According to reports from the BBC, the unnamed girl started posting suggestive photos of herself on the site when she was 12 years-old. She included information where she lived and where she went to school on the site.
Although Facebook deactivated her accounts, the man's lawyers argue that the company should have done more to stop her from getting back on the site, as she was under the 13-year age limit.
Privacy consent issue
The lawyers argue that Facebook's registration system at the time was too lax, and made it too easy to set up an account, risking exposure to extreme material.
"Facebook is negligent in that it failed to have a proper system in place [which allowed] a child to misrepresent her age," lawyers said in court documents. They also say add that Facebook are "obviously aware" that children who should not be using Facebook are misrepresenting their age as a simple device to open up an account.
In addition, they argue that an 11-year-old girl is not capable of giving consent to "throw away her privacy rights" under the Data Protection Act 1998.
It is reported that Facebook and the family had reached a settlement agreement before the two-week trial, which begins Monday in Northern Ireland High Court. Should the social media giant pay compensation sought by the family, this could lead to imposing obligations for other sites to enforce their age limits.
Facebooks underaged problem
Facebook has admitted to its struggle to keep young users from setting up profiles.

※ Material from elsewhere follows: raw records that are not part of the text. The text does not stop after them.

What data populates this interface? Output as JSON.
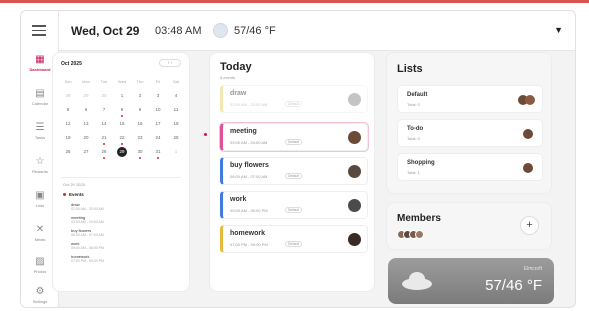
{
  "header": {
    "date": "Wed, Oct 29",
    "time": "03:48 AM",
    "temperature": "57/46 °F"
  },
  "sidebar": {
    "items": [
      {
        "label": "Dashboard",
        "icon": "dashboard-icon",
        "active": true
      },
      {
        "label": "Calendar",
        "icon": "calendar-icon"
      },
      {
        "label": "Tasks",
        "icon": "tasks-icon"
      },
      {
        "label": "Rewards",
        "icon": "rewards-icon"
      },
      {
        "label": "Lists",
        "icon": "lists-icon"
      },
      {
        "label": "Meals",
        "icon": "meals-icon"
      },
      {
        "label": "Photos",
        "icon": "photos-icon"
      },
      {
        "label": "Settings",
        "icon": "settings-icon"
      }
    ]
  },
  "calendar": {
    "month": "Oct 2025",
    "weekdays": [
      "Sun",
      "Mon",
      "Tue",
      "Wed",
      "Thu",
      "Fri",
      "Sat"
    ],
    "weeks": [
      [
        "28",
        "29",
        "30",
        "1",
        "2",
        "3",
        "4"
      ],
      [
        "5",
        "6",
        "7",
        "8",
        "9",
        "10",
        "11"
      ],
      [
        "12",
        "13",
        "14",
        "15",
        "16",
        "17",
        "18"
      ],
      [
        "19",
        "20",
        "21",
        "22",
        "23",
        "24",
        "25"
      ],
      [
        "26",
        "27",
        "28",
        "29",
        "30",
        "31",
        "1"
      ]
    ],
    "selected_date": "Oct 29 2025",
    "events_label": "Events",
    "events": [
      {
        "name": "draw",
        "time": "02:00 AM - 03:00 AM"
      },
      {
        "name": "meeting",
        "time": "03:00 AM - 04:00 AM"
      },
      {
        "name": "buy flowers",
        "time": "06:00 AM - 07:00 AM"
      },
      {
        "name": "work",
        "time": "09:00 AM - 06:00 PM"
      },
      {
        "name": "homework",
        "time": "07:00 PM - 09:00 PM"
      }
    ]
  },
  "today": {
    "title": "Today",
    "subtitle": "5 events",
    "events": [
      {
        "name": "draw",
        "time": "02:00 AM - 03:00 AM",
        "tag": "Default",
        "color": "#e6d36b"
      },
      {
        "name": "meeting",
        "time": "03:00 AM - 04:00 AM",
        "tag": "Default",
        "color": "#e05297"
      },
      {
        "name": "buy flowers",
        "time": "06:00 AM - 07:00 AM",
        "tag": "Default",
        "color": "#3f7be0"
      },
      {
        "name": "work",
        "time": "09:00 AM - 06:00 PM",
        "tag": "Default",
        "color": "#3f7be0"
      },
      {
        "name": "homework",
        "time": "07:00 PM - 09:00 PM",
        "tag": "Default",
        "color": "#e6b83b"
      }
    ]
  },
  "lists": {
    "title": "Lists",
    "items": [
      {
        "name": "Default",
        "count": "Total: 0"
      },
      {
        "name": "To-do",
        "count": "Total: 0"
      },
      {
        "name": "Shopping",
        "count": "Total: 1"
      }
    ]
  },
  "members": {
    "title": "Members",
    "add_label": "+"
  },
  "weather": {
    "location": "Elmcroft",
    "temperature": "57/46 °F"
  },
  "colors": {
    "accent": "#c2185b",
    "event_dot": "#d32f2f"
  }
}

Simon Milner, then director of policy for Facebook UK and Ireland, said in 2013, "We haven't got a mechanism for eradicating the problem [of underage users]."
He said that Facebook's rule allowing only over-13s to use the site was because of US laws about children's online privacy, not because of child protection issues or because Facebook is viewed as unsafe.

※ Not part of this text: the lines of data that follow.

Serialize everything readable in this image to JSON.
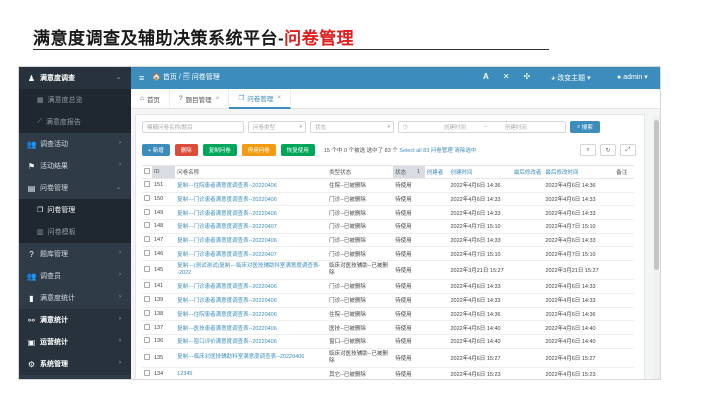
{
  "slide": {
    "title_main": "满意度调查及辅助决策系统平台-",
    "title_accent": "问卷管理"
  },
  "sidebar": {
    "items": [
      {
        "label": "满意度调查",
        "icon": "person-icon",
        "type": "top"
      },
      {
        "label": "满意度总览",
        "icon": "chart-icon",
        "type": "sub"
      },
      {
        "label": "满意度报告",
        "icon": "chart-line-icon",
        "type": "sub"
      },
      {
        "label": "调查活动",
        "icon": "users-icon",
        "type": "item"
      },
      {
        "label": "活动结果",
        "icon": "flag-icon",
        "type": "item"
      },
      {
        "label": "问卷管理",
        "icon": "doc-icon",
        "type": "item"
      },
      {
        "label": "问卷管理",
        "icon": "copy-icon",
        "type": "sub-active"
      },
      {
        "label": "问卷模板",
        "icon": "template-icon",
        "type": "sub"
      },
      {
        "label": "题库管理",
        "icon": "question-icon",
        "type": "item"
      },
      {
        "label": "调查员",
        "icon": "users-icon",
        "type": "item"
      },
      {
        "label": "满意度统计",
        "icon": "bar-icon",
        "type": "item"
      },
      {
        "label": "满意统计",
        "icon": "network-icon",
        "type": "top2"
      },
      {
        "label": "运营统计",
        "icon": "stats-icon",
        "type": "top2"
      },
      {
        "label": "系统管理",
        "icon": "gear-icon",
        "type": "top2"
      }
    ]
  },
  "topbar": {
    "breadcrumb": "🏠 首页 / 🗐 问卷管理",
    "theme_label": "改变主题",
    "admin_label": "admin"
  },
  "tabs": [
    {
      "label": "首页",
      "icon": "home-icon"
    },
    {
      "label": "题目管理",
      "icon": "question-icon"
    },
    {
      "label": "问卷管理",
      "icon": "copy-icon",
      "active": true
    }
  ],
  "search": {
    "name_placeholder": "模糊问卷名称/题目",
    "type_placeholder": "问卷类型",
    "status_placeholder": "状态",
    "start_placeholder": "创建时间",
    "end_placeholder": "创建时间",
    "search_label": "搜索"
  },
  "actions": {
    "add": "+ 新增",
    "delete": "删除",
    "copy": "复制问卷",
    "disable": "停用问卷",
    "enable": "恢复使用",
    "info_text": "15 个中 0 个被选  选中了 83 个",
    "select_all": "Select all 83 问卷管理",
    "clear": "清除选中",
    "colors": {
      "add": "#3c8dbc",
      "delete": "#dd4b39",
      "copy": "#00a65a",
      "disable": "#f39c12",
      "enable": "#00a65a"
    }
  },
  "table": {
    "headers": [
      "ID",
      "问卷名称",
      "类型状态",
      "状态",
      "1",
      "创建者",
      "创建时间",
      "最后修改者",
      "最后修改时间",
      "备注"
    ],
    "rows": [
      {
        "id": "151",
        "name": "复制---住院患者满意度调查表--20220406",
        "type": "住院--已被删除",
        "status": "待使用",
        "created": "2022年4月6日 14:36",
        "modified": "2022年4月6日 14:36"
      },
      {
        "id": "150",
        "name": "复制---门诊患者满意度调查表--20220406",
        "type": "门诊--已被删除",
        "status": "待使用",
        "created": "2022年4月6日 14:33",
        "modified": "2022年4月6日 14:33"
      },
      {
        "id": "149",
        "name": "复制---门诊患者满意度调查表--20220406",
        "type": "门诊--已被删除",
        "status": "待使用",
        "created": "2022年4月6日 14:33",
        "modified": "2022年4月6日 14:33"
      },
      {
        "id": "148",
        "name": "复制---门诊患者满意度调查表--20220407",
        "type": "门诊--已被删除",
        "status": "待使用",
        "created": "2022年4月7日 15:10",
        "modified": "2022年4月7日 15:10"
      },
      {
        "id": "147",
        "name": "复制---门诊患者满意度调查表--20220406",
        "type": "门诊--已被删除",
        "status": "待使用",
        "created": "2022年4月6日 14:33",
        "modified": "2022年4月6日 14:33"
      },
      {
        "id": "146",
        "name": "复制---门诊患者满意度调查表--20220407",
        "type": "门诊--已被删除",
        "status": "待使用",
        "created": "2022年4月7日 15:10",
        "modified": "2022年4月7日 15:10"
      },
      {
        "id": "145",
        "name": "复制---(测试测试)复制---临床对医技辅助科室满意度调查表--2022",
        "type": "临床对医技辅助--已被删除",
        "status": "待使用",
        "created": "2022年3月21日 15:27",
        "modified": "2022年3月21日 15:27",
        "tall": true
      },
      {
        "id": "141",
        "name": "复制---门诊患者满意度调查表--20220406",
        "type": "门诊--已被删除",
        "status": "待使用",
        "created": "2022年4月6日 14:33",
        "modified": "2022年4月6日 14:33"
      },
      {
        "id": "139",
        "name": "复制---门诊患者满意度调查表--20220406",
        "type": "门诊--已被删除",
        "status": "待使用",
        "created": "2022年4月6日 14:33",
        "modified": "2022年4月6日 14:33"
      },
      {
        "id": "138",
        "name": "复制---住院患者满意度调查表--20220406",
        "type": "住院--已被删除",
        "status": "待使用",
        "created": "2022年4月6日 14:36",
        "modified": "2022年4月6日 14:36"
      },
      {
        "id": "137",
        "name": "复制---医技患者满意度调查表--20220406",
        "type": "医技--已被删除",
        "status": "待使用",
        "created": "2022年4月6日 14:40",
        "modified": "2022年4月6日 14:40"
      },
      {
        "id": "136",
        "name": "复制---窗口评价满意度调查表--20220406",
        "type": "窗口--已被删除",
        "status": "待使用",
        "created": "2022年4月6日 14:40",
        "modified": "2022年4月6日 14:40"
      },
      {
        "id": "135",
        "name": "复制---临床对医技辅助科室满意度调查表--20220406",
        "type": "临床对医技辅助--已被删除",
        "status": "待使用",
        "created": "2022年4月6日 15:27",
        "modified": "2022年4月6日 15:27",
        "tall": true
      },
      {
        "id": "134",
        "name": "12345",
        "type": "其它--已被删除",
        "status": "待使用",
        "created": "2022年4月6日 15:23",
        "modified": "2022年4月6日 15:23"
      }
    ]
  }
}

Users are asked for their age upon joining, and if under 13, they can't open an account. When they become aware of someone under 13 using the site, their account is removed.
Facebook, which now has more than one billion users, removes 20,000 underage users a day.
The UK Council for Child Internet Safety (UKCCIS) presented a scheme to ministers to issue electronic tokens to children between the ages of 5-18 to use whenever they logged onto age-restricted sites.